Health insurers often pay providers directly who have assignments from their patients and then determine months later that it paid incorrectly and demand the money back. Sometimes this demand is accompanied by accusations of fraud and abuse on the part of the provider. When the provider doesn’t pay, the insurer recoups the money from current payments and offsets from future payments. In sum, all payments from the insurer stop until the full amount is paid off.

Most of the time, the provider and her staff, overwhelmed by the accusations and financial demands, either agrees to pay the money back up front, gets offset, or enters into negotiations with the insurer.

What rarely happens, though, is appealing the health insurer’s repayment demand in the first place. In 2011, for example, only 2.25% of all of United Healthcare’s repayment determinations were appealed.

Why is that? Well, providers didn’t think they had legal rights to challenge recoupments, and insurers took the position that providers (as compared to their patients, as plan members) had no legal rights at all. In most cases insurers did not even give information to providers about the existence of an appeal. Instead, they usually sent a letter stating the amount of the recoupment, and a deadline to pay.

All that should change as a series of court decisions have now made it clear that repayment determinations and recoupments fall under ERISA, which governs most commercial employer plans. This means, for providers who are out of network, a repayment demand and recoupment are actually denials of benefits, and they have the right to notice, the right to an appeal, and the right to full and fair review of the appeal.

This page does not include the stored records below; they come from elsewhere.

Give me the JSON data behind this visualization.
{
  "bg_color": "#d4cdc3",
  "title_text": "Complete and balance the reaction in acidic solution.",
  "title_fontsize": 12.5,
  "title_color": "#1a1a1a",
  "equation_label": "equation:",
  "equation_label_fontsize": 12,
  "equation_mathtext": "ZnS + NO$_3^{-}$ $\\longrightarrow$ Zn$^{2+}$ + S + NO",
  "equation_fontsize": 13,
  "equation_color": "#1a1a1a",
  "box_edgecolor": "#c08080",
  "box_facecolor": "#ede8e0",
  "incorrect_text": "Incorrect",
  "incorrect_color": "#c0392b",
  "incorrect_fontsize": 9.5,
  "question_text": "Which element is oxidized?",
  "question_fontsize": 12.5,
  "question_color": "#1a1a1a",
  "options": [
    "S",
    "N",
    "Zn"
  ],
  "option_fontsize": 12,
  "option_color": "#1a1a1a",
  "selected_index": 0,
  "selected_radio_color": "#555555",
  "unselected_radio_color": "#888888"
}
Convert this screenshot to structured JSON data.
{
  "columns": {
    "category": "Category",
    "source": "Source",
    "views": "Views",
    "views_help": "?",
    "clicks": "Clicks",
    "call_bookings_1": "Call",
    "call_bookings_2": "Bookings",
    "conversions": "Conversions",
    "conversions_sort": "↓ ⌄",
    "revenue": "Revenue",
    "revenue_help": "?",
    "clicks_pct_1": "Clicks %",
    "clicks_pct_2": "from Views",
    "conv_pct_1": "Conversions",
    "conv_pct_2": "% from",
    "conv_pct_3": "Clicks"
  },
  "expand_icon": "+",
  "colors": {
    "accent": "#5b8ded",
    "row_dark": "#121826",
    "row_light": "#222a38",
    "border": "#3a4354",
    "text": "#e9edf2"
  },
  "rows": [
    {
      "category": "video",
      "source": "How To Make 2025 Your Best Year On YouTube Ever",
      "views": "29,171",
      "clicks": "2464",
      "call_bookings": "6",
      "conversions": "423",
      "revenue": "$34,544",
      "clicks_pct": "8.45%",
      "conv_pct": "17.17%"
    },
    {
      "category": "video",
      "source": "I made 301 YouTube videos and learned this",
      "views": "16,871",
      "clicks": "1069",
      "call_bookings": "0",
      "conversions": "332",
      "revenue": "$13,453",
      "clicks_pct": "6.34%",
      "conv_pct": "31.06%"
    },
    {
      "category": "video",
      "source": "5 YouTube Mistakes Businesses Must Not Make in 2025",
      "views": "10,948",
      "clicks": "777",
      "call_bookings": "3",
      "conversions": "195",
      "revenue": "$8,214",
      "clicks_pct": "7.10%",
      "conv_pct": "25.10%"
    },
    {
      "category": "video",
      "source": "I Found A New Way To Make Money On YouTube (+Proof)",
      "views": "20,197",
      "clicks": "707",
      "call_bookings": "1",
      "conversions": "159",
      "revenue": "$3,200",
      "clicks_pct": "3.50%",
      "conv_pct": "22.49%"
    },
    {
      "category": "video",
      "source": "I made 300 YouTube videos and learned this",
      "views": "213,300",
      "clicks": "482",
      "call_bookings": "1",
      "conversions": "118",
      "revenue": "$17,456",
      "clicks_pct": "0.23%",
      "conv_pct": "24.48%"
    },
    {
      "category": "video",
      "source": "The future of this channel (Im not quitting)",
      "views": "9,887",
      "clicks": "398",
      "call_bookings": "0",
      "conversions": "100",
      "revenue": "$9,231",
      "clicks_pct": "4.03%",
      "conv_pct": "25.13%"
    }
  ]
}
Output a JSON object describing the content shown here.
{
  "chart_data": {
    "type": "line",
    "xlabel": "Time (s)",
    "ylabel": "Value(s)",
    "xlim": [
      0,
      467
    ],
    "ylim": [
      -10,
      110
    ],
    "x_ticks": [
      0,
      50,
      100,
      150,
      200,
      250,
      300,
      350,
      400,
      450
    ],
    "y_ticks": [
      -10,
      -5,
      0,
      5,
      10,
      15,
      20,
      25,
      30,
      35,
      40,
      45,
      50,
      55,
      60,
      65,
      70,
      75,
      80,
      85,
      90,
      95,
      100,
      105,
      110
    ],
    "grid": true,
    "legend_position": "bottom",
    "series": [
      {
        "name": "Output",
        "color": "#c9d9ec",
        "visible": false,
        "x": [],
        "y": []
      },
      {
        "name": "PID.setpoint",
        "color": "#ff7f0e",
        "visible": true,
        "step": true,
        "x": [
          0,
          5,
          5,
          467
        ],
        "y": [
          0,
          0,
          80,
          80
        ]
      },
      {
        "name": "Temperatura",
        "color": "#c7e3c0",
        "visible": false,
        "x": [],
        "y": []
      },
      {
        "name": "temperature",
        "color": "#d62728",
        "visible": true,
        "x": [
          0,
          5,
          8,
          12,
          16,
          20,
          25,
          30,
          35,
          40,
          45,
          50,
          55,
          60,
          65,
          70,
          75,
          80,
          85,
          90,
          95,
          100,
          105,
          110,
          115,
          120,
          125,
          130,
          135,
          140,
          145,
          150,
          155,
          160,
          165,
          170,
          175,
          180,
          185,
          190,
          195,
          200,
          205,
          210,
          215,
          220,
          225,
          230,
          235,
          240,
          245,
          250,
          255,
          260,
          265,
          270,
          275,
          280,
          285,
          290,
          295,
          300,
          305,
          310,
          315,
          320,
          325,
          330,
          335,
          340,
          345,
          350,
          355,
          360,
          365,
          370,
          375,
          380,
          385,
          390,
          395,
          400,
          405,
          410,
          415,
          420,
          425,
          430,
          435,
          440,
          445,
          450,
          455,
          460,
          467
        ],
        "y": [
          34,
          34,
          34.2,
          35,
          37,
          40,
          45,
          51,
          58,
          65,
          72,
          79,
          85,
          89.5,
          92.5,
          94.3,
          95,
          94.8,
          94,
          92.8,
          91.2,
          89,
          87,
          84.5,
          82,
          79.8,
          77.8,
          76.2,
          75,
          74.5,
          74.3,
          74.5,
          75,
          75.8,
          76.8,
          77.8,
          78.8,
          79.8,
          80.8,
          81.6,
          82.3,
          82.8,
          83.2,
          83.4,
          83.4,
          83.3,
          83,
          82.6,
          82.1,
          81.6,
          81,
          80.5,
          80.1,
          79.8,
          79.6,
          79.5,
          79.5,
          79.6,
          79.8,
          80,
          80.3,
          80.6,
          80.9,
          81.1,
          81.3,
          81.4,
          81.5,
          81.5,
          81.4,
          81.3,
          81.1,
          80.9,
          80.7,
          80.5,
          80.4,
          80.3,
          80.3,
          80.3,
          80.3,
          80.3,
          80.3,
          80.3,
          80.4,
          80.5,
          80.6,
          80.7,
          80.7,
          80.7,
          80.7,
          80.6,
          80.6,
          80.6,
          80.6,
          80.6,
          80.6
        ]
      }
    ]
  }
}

Are there limitations to this critical decision? For example, say an insurer determined that the provider never provided the service to the patient in the first place, but billed for it. Ostensibly that’s fraud, right, and fraud arises under state law, not ERISA.

In Premier Health Center, P.C. v. UnitedHealth Group (D. N.J. Aug. 28, 2014), the court differentiated an insurer’s claim against a provider for fraud (which might arise under state law, not ERISA) and the procedure an insurer uses to recoup payments based on what it believes to be fraudulent activity (which does arise under ERISA). That is, an insurer “must allow the provider the opportunity to challenge that determination in accordance with ERISA procedure, lest the determination be accepted at face value.”

And there it is. Every accusation of fraud and abuse by an insurer was not simply an accusation but an unchallengeable, non-appealable statement of fact. Now the tide has turned in the providers’ favor.

What is the takeaway from all this? What should providers do when health insurers send them a repayment demand and seek to recoup payments?

  1. You do not need to pay the demanded amount upfront or over time. Under ERISA, you have substantial appellate rights. You should make use of them.
  2. You need to determine for the payments at issue with respect to each of your patients’ plans whether you are in network or out of network with the health insurer.
  3. Even if you are in network you may have contractual appellate rights that you should utilize.
  4. You must insist that the insurer gives you the reason for the repayment demand upfront. Remember, a repayment demand is a denial, just like any other denial you have received.
  5. You must draft all appeals very carefully and fully. Boilerplate appeals will receive boilerplate rejections.
  6. Should your appeals be rejected anyway, you have options to consider, including mediation, arbitration, and litigation.